Can councils afford the new National Living Wage?
George Osborne’s budget announcement that, from April 2016, a new National Living Wage (NLW) for the over 25s will be introduced has been welcomed by many in local government as a progressive measure. However, the Local Government Association (LGA) has sounded a note of caution over how the changes will be funded.
The cost
From 2016, all local government employees over 25 must be paid at least £7.20. By 2020 this will rise to over £9 per hour. Although 95% of the local government workforce is paid at or above the required rates, the LGA estimates that raising the pay of the estimated 92,820 remaining (and mostly part-time) staff to meet the threshold will cost £6.8m in 2016.
Much more onerous is the impact on home care and residential care providers. Social care services spend approximately 60% of their budgets on staff, and the LGA estimates that a further £330m will be needed to ensure providers can afford to pay them the NLW in 2016, a figure which could reach £1bn by 2020.
The context
Previous estimates by the LGA suggest that councils could lose up to £3.3bn (12%) of government funding in 2016 alone. Worse still, a CIPFA survey discovered that councils’ cash reserves are already close to being fully allocated to existing investments and risk management projects, leaving little in the pot for the cost of the NLW.

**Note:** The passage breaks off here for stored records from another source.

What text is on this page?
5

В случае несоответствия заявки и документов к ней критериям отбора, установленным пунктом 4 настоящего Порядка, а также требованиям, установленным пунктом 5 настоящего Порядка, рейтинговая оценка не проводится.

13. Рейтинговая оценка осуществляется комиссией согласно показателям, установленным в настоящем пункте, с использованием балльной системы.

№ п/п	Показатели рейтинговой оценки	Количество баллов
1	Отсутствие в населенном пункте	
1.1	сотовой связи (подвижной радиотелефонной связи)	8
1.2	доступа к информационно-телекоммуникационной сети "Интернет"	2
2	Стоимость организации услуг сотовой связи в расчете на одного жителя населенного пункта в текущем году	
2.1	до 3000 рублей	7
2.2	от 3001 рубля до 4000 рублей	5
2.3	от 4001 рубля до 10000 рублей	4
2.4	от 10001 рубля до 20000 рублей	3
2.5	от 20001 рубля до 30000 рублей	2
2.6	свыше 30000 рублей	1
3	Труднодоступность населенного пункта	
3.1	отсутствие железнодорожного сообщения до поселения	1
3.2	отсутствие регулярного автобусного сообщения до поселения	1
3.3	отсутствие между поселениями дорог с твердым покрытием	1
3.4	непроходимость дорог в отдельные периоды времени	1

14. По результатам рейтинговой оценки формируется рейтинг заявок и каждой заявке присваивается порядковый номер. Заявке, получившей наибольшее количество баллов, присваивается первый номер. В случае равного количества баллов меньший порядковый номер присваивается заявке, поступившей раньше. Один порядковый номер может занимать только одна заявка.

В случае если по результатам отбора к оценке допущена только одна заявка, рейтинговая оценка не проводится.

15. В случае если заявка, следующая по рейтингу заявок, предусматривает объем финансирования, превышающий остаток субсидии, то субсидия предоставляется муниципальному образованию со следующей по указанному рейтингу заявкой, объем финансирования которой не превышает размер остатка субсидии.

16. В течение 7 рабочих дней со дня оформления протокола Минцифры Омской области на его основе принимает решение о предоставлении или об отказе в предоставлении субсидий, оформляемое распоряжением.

This hasn’t gone unnoticed. The government has now deferred the introduction of its ‘care-cap’ from 2016 to 2020. This would have capped individual liability for care costs at £72,000 and increased the financial threshold for state support from £23,250 to £118,000. Postponing should allow councils to adjust to the new burdens of the NLW, but it doesn’t address the immediate cash shortage.
The solution
Given the scale of government cuts, it’s tempting to pass the burden to care providers; but data from Four Seasons Healthcare, Bupa and HC-One (the three largest home care providers) shows gross operating profit at an all-time low of 15%. Factor in the cost of the pay increases and this would fall to 10%, at which point, market analysts Laing Buisson claim, “even providers with prudent levels of gearing [debt] would start going to the wall.”
LGA chairman Cllr Gary Porter has called on the government to fund the costs, and we believe that the government must also heed the calls of the National Audit Office and start using and sharing information gleaned from the first phase implementation of The 2014 Care Act to introduce and properly fund proposed changes.
If financial support isn’t forthcoming, innovation is essential. Councils must continue to seek efficiency savings, and ensure that all revenue sources are collected as diligently and intelligently as possible to maximise the limited funds available. It may also be wise to look for new ways to raise funds, and continue pushing the Conservative government to extend its promise of devolved powers for major cities to local authorities.